Harris Interactive has a new study on the use of personal health records. Around 42% keep personal health records with people tending to do it more the older they get. However, the most interesting part of the study was when they asked people how they kept those records.

Of the 42% who keep those records, (with multiple answers allowed) 86% keep paper files, 15% keep files on in a formal paper record, 13% keep it on a computer. Of those 13%, 11% keep it in their own electronic files, while only 2% purchased a specialised computer software to record their information while just 1% use a web site to keep those records.

Assuming these numbers are about accurate, this suggests to me that the health care business has got a serious problem on its hands and a real opportunity.

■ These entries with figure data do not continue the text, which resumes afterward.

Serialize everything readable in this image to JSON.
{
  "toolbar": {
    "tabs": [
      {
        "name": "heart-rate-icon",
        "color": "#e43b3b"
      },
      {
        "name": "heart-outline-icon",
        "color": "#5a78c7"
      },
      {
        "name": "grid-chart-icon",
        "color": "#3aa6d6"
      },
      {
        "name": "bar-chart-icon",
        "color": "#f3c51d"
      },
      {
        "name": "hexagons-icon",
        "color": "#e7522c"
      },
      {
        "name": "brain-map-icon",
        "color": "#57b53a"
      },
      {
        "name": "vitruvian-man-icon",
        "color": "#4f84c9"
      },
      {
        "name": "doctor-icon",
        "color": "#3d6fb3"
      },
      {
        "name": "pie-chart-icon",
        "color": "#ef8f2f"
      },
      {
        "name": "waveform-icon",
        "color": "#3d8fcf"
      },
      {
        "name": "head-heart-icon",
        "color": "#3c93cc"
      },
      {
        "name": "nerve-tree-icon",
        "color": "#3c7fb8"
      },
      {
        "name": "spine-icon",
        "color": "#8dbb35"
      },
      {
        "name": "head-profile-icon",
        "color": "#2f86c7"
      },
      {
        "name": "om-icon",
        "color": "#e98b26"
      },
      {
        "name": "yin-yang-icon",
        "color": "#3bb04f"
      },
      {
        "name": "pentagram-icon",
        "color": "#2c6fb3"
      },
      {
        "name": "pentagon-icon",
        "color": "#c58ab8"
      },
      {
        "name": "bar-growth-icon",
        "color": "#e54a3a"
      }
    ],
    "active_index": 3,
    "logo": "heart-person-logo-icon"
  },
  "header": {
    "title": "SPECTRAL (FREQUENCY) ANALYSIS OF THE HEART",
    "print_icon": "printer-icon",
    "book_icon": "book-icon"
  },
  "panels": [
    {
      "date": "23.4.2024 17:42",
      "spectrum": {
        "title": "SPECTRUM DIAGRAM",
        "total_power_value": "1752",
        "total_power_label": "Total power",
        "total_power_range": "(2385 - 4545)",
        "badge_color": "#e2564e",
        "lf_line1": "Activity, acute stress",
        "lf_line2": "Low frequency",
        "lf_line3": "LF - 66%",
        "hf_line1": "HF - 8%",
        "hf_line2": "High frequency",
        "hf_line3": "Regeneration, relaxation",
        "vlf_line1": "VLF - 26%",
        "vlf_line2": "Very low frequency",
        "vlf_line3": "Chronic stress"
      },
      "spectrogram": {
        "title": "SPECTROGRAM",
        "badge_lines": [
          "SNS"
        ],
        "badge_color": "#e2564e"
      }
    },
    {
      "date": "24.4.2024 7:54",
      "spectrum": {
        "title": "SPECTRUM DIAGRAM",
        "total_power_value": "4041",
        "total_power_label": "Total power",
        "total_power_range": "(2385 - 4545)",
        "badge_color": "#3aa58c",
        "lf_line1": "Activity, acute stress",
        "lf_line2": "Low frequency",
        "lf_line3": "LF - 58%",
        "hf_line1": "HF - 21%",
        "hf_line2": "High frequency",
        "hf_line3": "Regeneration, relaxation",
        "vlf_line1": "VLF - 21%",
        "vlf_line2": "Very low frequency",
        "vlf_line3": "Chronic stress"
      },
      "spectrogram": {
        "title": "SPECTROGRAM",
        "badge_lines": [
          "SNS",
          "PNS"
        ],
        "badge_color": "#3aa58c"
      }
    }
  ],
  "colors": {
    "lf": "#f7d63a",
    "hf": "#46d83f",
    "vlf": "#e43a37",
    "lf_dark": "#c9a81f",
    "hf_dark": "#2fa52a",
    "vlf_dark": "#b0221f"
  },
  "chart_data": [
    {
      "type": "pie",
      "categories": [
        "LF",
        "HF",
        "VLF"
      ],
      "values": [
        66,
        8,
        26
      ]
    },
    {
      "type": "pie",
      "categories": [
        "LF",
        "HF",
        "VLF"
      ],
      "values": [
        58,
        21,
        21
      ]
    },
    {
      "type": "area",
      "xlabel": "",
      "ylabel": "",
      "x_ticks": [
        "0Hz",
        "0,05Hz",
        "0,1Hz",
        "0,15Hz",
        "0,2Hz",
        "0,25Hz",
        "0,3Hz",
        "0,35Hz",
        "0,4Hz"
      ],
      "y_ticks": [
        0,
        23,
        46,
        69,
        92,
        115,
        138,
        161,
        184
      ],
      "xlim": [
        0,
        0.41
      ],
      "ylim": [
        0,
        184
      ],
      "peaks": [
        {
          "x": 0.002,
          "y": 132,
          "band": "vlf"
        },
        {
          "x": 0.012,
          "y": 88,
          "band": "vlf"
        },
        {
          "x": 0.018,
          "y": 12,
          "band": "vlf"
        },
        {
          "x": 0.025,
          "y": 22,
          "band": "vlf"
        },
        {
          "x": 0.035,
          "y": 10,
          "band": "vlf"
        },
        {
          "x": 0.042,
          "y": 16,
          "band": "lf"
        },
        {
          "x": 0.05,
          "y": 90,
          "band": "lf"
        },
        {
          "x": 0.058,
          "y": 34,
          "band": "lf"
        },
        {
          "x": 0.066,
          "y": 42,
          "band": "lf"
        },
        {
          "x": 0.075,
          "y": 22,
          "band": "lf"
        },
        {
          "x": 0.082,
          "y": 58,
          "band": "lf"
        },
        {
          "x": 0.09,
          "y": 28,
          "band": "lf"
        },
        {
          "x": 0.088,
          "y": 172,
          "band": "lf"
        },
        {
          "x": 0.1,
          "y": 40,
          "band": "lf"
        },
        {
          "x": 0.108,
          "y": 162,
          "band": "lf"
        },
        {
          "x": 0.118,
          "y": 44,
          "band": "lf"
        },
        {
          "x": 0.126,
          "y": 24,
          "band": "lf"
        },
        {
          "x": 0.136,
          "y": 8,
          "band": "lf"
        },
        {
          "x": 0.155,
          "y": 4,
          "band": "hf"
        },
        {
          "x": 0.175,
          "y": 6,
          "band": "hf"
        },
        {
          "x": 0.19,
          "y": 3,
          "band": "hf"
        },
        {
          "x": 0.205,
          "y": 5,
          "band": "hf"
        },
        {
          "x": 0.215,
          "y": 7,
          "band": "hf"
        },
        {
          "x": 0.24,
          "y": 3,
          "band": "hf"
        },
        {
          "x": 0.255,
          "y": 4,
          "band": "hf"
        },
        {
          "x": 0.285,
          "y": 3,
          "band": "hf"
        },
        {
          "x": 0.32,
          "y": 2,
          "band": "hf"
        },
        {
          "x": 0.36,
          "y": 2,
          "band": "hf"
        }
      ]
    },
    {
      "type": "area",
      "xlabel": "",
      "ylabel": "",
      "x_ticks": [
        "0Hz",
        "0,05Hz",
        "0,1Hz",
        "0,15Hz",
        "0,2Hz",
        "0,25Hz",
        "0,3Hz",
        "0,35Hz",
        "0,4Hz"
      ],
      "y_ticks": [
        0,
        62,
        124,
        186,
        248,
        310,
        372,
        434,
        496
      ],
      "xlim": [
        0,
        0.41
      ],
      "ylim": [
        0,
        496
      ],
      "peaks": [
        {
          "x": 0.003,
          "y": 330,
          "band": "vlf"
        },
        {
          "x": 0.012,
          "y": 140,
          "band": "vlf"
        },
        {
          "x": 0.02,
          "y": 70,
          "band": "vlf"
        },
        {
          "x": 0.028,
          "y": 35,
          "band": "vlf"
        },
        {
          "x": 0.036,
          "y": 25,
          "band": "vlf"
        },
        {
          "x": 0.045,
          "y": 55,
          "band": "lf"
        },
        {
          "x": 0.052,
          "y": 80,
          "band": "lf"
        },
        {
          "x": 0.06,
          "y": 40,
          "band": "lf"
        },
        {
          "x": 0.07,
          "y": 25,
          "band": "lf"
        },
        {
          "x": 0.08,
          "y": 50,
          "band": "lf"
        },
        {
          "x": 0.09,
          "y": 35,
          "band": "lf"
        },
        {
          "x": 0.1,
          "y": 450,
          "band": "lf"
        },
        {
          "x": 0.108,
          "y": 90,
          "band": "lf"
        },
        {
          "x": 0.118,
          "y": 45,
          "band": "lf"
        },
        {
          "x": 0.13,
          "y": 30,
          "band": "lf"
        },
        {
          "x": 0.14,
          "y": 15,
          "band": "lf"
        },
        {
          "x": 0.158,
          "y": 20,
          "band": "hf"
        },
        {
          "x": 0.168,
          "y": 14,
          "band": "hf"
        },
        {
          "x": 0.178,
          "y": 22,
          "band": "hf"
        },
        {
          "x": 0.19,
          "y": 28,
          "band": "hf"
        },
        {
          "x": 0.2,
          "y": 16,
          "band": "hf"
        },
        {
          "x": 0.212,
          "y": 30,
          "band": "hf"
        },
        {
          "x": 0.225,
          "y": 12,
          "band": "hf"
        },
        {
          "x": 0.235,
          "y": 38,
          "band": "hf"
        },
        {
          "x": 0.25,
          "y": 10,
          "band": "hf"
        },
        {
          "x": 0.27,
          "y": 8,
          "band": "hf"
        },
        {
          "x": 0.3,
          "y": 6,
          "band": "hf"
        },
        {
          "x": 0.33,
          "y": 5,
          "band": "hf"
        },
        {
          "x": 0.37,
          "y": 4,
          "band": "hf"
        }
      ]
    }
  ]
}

Buried in this article about online banking fraud is this estimate:

According to Gartner, 45 percent of the 141 million U.S. adults who use the Internet pay bills online. Consumers like the convenience and banks like the operating savings.

The Pew Internet research project has some slightly older numbers

Online banking increased by 127% — more than any other activity about which we asked 2000 and 2002. In March 2000, just 15 million had tried some form of online banking, but by October 2002, 34 million had done so.

It’s a good bet that online banking is now up in the range of 50+ million Americans. And where do they keep their financial records? On the bank’s web site, of course.

So can you keep your health records on your health plan or your physician’s site? In general no — (unless you live in certain parts of Boston, Utah, or Seattle and have the right healthplan). I sort of have an online record, in that I have some information stored in RelayHealth‘s messaging service which my doctor is supposed to be (but isn’t actually) using in conjunction with Blue Shield of California. But for the vast majority of Americans, there is no easy way to get access to your health information and store it. And despite going on 8 years of the Internet revolution, essentially very few health care organizations seem to think that it’s important to provide their members or patients with that service.

Oh, and yes I’m bitter. If you don’t know why, the short version is in the last paragraph here. The longer version is buried in this rather fun article I wrote for iHealthbeat in 2002.